Hemos estudiado en el fundamento jurídico tercero de esta sentencia la invalidez de la renuncia que consta en escritura pública, precisamente acto al que se refiere la parte recurrente como sustentador de su criterio de que la nulidad del primer negocio jurídico suscrito supondría en la práctica la confirmación del mismo, y la validez del resto de los negocios jurídicos declarados nulos. Es el artículo 1310 del Código Civil el que define la confirmación como la que se produce por la realización de actos expresos o tácitos que vienen a sanar las causas de nulidad, siempre que éstas sean de anulabilidad esto es cuando el negocio que se confirma contiene los elementos esenciales del contrato, más entendemos que no es necesario hacer consideración teórica a mayores de lo hasta aquí expuesto, pues el acto expreso que supondría la convalidación de la nulidad, ya le hemos declarado ineficaz, lo que quiere decir que es imposible que en el mismo pueda fundamentarse la confirmación que se pretende.



SEXTO.- Se quiere por el recurrente que declaremos la imposibilidad práctica de la retracción de efectos, y en consecuencia de la restitución recíproca de lo que cada una de las partes debieran hacerse, más consideramos que tal petición no es procedente.

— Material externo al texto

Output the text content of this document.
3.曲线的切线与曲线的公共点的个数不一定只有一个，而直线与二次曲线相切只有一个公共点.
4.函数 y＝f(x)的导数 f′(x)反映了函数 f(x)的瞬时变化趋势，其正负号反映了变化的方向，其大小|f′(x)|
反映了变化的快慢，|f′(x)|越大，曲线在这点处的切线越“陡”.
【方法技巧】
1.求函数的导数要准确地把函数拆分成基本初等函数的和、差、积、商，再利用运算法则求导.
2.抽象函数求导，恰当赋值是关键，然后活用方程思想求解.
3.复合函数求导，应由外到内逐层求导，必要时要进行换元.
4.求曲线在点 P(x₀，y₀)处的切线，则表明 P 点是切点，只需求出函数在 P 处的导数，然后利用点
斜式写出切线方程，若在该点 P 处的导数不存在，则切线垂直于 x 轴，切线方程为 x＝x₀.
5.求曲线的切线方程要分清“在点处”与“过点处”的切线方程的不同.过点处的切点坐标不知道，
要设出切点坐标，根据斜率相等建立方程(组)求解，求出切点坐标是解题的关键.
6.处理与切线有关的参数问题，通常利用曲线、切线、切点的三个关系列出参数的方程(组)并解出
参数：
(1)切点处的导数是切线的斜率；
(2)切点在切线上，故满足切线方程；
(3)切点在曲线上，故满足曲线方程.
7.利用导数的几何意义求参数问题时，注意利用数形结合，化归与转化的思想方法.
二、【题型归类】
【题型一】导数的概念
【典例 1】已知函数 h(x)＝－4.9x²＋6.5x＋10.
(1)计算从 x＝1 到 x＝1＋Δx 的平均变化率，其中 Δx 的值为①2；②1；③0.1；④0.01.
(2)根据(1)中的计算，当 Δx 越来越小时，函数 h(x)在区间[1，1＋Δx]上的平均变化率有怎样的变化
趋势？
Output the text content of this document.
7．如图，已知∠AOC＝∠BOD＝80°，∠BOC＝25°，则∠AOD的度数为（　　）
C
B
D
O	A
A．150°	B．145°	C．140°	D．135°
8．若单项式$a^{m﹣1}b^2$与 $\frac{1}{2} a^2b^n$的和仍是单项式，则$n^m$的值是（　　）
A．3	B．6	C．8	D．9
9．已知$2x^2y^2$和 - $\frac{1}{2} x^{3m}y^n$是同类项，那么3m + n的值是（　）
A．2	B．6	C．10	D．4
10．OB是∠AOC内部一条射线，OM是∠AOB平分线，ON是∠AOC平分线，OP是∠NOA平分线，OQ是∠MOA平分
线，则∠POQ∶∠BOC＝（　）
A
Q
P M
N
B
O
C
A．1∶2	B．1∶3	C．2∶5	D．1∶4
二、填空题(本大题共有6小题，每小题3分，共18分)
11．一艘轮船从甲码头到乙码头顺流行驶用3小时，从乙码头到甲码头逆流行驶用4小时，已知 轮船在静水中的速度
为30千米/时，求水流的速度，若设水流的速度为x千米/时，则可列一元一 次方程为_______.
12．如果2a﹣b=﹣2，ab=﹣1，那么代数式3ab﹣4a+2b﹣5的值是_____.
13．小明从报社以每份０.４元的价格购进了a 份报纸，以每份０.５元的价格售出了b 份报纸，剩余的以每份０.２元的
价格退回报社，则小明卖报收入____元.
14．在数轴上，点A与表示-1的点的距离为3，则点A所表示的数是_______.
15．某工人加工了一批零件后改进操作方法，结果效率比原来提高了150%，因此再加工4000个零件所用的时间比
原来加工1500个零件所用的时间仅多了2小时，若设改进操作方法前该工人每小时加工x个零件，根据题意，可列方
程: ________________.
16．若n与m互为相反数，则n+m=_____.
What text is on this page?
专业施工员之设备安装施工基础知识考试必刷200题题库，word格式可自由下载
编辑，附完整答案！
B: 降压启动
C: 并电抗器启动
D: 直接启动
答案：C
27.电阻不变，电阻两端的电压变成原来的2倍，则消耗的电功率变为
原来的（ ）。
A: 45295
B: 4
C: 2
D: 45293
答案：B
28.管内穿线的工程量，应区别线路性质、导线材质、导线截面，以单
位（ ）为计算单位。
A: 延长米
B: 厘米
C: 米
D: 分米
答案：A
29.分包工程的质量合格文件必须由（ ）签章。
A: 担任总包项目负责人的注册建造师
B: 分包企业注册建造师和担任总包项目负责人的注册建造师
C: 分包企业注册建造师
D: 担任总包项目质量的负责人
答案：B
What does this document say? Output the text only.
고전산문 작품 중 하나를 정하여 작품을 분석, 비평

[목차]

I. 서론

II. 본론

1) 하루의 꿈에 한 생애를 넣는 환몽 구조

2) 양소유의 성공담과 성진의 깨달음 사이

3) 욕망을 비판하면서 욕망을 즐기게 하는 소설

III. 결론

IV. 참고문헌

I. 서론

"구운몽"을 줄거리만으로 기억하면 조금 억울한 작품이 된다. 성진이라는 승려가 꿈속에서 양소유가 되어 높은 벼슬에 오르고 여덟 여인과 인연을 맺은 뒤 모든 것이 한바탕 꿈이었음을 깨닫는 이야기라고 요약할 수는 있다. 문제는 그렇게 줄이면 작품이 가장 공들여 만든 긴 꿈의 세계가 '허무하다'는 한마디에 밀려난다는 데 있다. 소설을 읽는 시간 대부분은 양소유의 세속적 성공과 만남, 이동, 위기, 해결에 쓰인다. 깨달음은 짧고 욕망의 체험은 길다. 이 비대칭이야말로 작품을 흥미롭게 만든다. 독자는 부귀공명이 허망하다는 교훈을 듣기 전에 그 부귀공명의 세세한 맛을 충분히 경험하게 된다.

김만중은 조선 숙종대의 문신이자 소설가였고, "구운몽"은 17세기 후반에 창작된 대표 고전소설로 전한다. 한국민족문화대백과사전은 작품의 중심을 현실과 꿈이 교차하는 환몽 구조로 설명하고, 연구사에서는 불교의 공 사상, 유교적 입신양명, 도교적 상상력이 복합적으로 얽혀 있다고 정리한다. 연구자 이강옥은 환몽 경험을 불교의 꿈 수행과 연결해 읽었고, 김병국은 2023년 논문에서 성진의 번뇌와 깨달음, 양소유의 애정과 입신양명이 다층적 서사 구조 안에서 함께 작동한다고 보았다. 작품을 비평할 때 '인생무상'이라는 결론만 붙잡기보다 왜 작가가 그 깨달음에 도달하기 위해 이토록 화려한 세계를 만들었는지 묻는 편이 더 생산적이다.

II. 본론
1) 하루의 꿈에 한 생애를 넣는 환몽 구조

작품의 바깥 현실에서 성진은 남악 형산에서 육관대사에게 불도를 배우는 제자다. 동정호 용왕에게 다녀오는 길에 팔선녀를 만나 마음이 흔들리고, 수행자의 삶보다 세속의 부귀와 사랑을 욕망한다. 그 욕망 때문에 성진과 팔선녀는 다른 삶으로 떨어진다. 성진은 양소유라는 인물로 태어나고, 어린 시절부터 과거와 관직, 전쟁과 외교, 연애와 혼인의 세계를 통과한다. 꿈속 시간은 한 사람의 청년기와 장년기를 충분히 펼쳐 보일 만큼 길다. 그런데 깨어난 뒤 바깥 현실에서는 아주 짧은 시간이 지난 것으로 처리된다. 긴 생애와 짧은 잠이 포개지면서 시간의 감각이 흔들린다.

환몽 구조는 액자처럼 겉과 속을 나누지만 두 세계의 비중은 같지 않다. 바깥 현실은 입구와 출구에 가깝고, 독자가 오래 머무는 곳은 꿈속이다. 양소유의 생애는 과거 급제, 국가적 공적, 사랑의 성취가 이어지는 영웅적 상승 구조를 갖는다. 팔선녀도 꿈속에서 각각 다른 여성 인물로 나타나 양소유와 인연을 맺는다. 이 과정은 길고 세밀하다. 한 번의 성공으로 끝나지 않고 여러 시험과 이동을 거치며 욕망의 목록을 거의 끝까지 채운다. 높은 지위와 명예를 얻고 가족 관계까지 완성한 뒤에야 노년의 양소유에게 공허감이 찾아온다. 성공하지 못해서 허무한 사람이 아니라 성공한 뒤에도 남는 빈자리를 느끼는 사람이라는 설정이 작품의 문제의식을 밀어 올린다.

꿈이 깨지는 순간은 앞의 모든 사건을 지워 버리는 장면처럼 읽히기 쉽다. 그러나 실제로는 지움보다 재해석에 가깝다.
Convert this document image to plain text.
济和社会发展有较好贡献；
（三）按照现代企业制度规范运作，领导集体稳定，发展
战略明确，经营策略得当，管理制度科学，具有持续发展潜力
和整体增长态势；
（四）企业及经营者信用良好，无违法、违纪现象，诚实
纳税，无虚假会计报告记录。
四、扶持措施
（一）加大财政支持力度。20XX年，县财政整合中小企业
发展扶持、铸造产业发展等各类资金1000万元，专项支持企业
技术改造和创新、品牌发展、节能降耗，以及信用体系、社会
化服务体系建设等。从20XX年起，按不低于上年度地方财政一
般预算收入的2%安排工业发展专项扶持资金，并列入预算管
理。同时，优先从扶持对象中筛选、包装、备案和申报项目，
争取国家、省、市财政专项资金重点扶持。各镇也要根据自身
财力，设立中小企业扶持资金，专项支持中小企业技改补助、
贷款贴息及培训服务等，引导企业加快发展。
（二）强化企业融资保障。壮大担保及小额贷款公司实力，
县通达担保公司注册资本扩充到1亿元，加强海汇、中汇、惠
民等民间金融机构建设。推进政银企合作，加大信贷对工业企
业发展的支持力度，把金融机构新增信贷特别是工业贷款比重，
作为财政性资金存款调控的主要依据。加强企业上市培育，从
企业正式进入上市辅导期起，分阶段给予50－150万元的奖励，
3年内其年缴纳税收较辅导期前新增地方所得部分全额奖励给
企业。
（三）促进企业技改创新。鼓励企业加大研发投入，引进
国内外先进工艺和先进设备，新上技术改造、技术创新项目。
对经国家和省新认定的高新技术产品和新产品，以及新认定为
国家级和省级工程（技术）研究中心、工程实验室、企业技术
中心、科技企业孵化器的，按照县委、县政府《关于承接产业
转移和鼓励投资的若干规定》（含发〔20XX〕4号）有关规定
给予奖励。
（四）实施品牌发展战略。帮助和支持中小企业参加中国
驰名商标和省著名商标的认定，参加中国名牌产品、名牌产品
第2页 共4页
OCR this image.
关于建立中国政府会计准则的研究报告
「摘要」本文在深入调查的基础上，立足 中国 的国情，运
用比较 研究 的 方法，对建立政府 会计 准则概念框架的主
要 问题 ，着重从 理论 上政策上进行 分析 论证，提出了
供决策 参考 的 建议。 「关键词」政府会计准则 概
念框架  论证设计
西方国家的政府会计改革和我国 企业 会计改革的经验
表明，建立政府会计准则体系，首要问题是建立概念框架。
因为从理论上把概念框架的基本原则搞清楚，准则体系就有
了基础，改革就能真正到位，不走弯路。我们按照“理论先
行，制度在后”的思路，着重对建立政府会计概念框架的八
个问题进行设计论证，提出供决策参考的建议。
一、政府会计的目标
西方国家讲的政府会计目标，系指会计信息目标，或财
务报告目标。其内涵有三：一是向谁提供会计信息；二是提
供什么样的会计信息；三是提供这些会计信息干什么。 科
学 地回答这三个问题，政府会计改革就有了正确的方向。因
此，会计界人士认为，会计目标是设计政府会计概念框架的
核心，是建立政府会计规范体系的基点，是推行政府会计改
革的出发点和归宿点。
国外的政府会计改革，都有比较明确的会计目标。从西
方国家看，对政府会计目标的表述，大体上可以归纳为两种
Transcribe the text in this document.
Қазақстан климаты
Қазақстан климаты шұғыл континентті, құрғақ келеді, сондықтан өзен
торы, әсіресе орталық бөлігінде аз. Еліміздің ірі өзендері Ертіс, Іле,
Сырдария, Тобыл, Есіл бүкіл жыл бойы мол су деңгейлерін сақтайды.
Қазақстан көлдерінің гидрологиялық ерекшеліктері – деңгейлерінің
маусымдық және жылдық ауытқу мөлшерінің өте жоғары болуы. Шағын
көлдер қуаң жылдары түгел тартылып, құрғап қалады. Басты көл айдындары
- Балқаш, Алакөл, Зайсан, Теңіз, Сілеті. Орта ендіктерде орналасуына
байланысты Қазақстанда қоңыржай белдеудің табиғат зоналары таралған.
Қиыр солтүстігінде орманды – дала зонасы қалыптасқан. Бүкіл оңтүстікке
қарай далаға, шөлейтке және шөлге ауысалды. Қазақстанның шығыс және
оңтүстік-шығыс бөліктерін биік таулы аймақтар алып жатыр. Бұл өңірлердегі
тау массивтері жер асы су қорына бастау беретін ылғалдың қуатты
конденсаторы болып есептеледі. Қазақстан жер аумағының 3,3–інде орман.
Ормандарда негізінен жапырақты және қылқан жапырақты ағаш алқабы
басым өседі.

Si lo que se pretende es la imposibilidad técnica de restitución de lo que cada parte hubiese percibido de la otra, no hay motivo para ello, pues, como ya lo tenemos declarado en anteriores sentencias. El fallo de la sentencia dictada, después de declarar las nulidades solicitadas dice que se condena a la entidad recurrente a devolver a los actores en la entidad de 39.000 € más los intereses legales devengados desde la fecha de su suscripción, debemos entender que los negocios jurídicos declarados nulos, hasta su completo pago y, en su caso, al abono de las comisiones practicadas. Parece evidente que dicho fallo no tiene ninguna complicación en su ejecución, pues además de declarar las nulidades que se piden, en lo que no existe imposibilidad alguna, se cuantifica la cantidad a satisfacer por la parte recurrente a la parte actora, siendo además que ningún problema hay para la determinación de intereses legales, ni la cuantificación de las comisiones en su día practicadas.

En cuanto al argumento de que la juzgadora de instancia olvida establecer la obligación de los actores de devolver los importes brutos percibidos en aplicación del mecanismo de revisión y/o acompañamiento, entendemos que no es así pues en la sentencia recurrida se dice que los actores deben devolver las cantidades que por intereses derivados de la orden cuya nulidad se declara hubieran percibido, más los intereses legales devengados por las correspondientes sumas de dichos intereses desde su percepción, expresión de amplitud y general que engloba la totalidad de las sumas que en razón a la nulidad declarada se deben de considerar indebidamente percibidas por los ahora recurrentes.

SÉPTIMO.- Al ser desestimado el recurso, en aplicación del artículo 398 de la Ley de Enjuiciamiento Civil , procede imponer las costas de esta alzada a la parte apelante Vistos los artículos citados y demás de general y pertinente aplicación.

Fallo

Que, DESESTIMANDO el recurso de apelación interpuesto por la representación procesal de BANCO CEISS contra la sentencia dictada el día 22 01 18, por el Juzgado de 1ª Instancia nº 4 de Palencia, en los autos de que dimana el presente Rollo de Sala, debemos CONFIRMAR como CONFIRMAMOS mencionada resolución en todas sus partes, con imposición de las costas del recurso a la parte apelante.

Así por esta nuestra sentencia, lo pronunciamos, mandamos y firmamos.